Typiquement, l’alimentation représente une expérience fondamentale du développement de la relation entre la mère et l’enfant, dans laquelle des signaux émotionnels permettent la communication des besoins, des désirs et plaisirs, aussi bien que la stabilisation des rythmes biologiques [5].

L’alimentation permet donc le développement du rythme et de l’adaptation réciproque entre le nourrisson et celui qui prend soin de lui. Durant son développement, l’enfant continue d’avoir besoin du soutien de l’autre durant les repas pour renforcer son “sens de soi subjectif” [6] avec des expériences prévisibles et régulières. Le sens de soi subjectif « représente des aptitudes à partager un objet d’attention, à attribuer des intentions et des motivations aux autres et à les saisir correctement, à attribuer aux autres l’existence d’états émotionnels et à sentir s’ils sont en accord avec son propre état émotionnel » [6]. Ces aptitudes du nourrisson doivent être soutenues pour développer son autonomie. Les nourrissons étant préstructurés pour rechercher des situations d’apprentissage dans lesquelles ils s’engagent. Le repas deviendra, dans les premières années de vie [5], un temps d’expérience de l’autonomisation ou s’exprimera l’envie impérieuse de manger par soi-même [7].

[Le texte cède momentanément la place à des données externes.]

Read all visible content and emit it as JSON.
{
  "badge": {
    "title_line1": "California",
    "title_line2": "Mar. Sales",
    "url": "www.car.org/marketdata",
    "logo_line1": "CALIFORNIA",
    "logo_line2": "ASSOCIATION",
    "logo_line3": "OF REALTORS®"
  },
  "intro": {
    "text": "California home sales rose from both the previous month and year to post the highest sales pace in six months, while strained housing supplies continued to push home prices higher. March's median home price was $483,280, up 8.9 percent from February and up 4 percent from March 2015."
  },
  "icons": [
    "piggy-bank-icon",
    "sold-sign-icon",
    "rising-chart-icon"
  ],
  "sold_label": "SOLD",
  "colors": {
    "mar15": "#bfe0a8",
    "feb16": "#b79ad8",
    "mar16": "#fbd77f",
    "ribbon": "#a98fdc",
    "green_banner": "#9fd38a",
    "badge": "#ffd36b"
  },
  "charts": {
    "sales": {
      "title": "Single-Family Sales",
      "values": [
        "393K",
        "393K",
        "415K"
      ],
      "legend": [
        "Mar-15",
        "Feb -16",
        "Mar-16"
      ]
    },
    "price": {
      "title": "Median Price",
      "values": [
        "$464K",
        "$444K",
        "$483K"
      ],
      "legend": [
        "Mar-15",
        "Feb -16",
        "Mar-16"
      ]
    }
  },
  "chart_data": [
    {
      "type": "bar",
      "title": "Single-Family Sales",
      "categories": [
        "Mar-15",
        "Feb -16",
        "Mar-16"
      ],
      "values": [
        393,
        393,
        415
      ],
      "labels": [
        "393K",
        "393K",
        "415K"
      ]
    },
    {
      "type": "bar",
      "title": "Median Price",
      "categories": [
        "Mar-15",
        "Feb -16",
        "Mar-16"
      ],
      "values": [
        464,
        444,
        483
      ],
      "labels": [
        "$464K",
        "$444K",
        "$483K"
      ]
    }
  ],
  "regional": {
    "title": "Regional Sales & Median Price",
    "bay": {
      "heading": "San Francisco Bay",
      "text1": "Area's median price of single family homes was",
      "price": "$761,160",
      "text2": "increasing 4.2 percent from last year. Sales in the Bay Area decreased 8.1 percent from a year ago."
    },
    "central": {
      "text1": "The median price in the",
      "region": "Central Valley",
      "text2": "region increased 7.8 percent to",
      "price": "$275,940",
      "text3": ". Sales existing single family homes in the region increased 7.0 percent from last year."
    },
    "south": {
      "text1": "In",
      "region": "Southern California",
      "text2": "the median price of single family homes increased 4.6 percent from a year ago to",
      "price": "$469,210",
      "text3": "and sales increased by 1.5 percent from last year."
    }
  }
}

A travers leurs comportements et leurs initiatives durant l’alimentation, les parents permettent à l’enfant de développer des capacités autorégulatrices de son excitation interne [8]. Avant d’acquérir et de perfectionner son langage oral, le nourrisson est animé par ce niveau d’excitation interne qui s’exprime essentiellement corporellement. Ainsi, la relation entre l’enfant et celui qui prend soin de lui est caractérisée par un haut degré de coordination et par l’aspect bidirectionnel de cette relation : chaque partenaire est influencé par le comportement de l’autre [9]. Un “bon” niveau d’excitation interne durant les repas permet au nourrisson de mieux adapter ses ingesta à ses besoins énergétiques, afin de se développer en suivant ses courbes auxologiques déterminées par son héritage génétique. Ainsi, l’autorégulation de ses besoins énergétiques est rendue possible par l’autorégulation de son excitation interne, conditionnée par la qualité des interactions avec les parents. Cependant, des distorsions dans cette relation peuvent apparaître quand l’enfant et la mère sont fermés dans un état rigide où la communication empathique est interrompue et où aucun des partenaires ne réussit à comprendre ou coopérer avec l’émotion ou le développement de l’autre [5, 9].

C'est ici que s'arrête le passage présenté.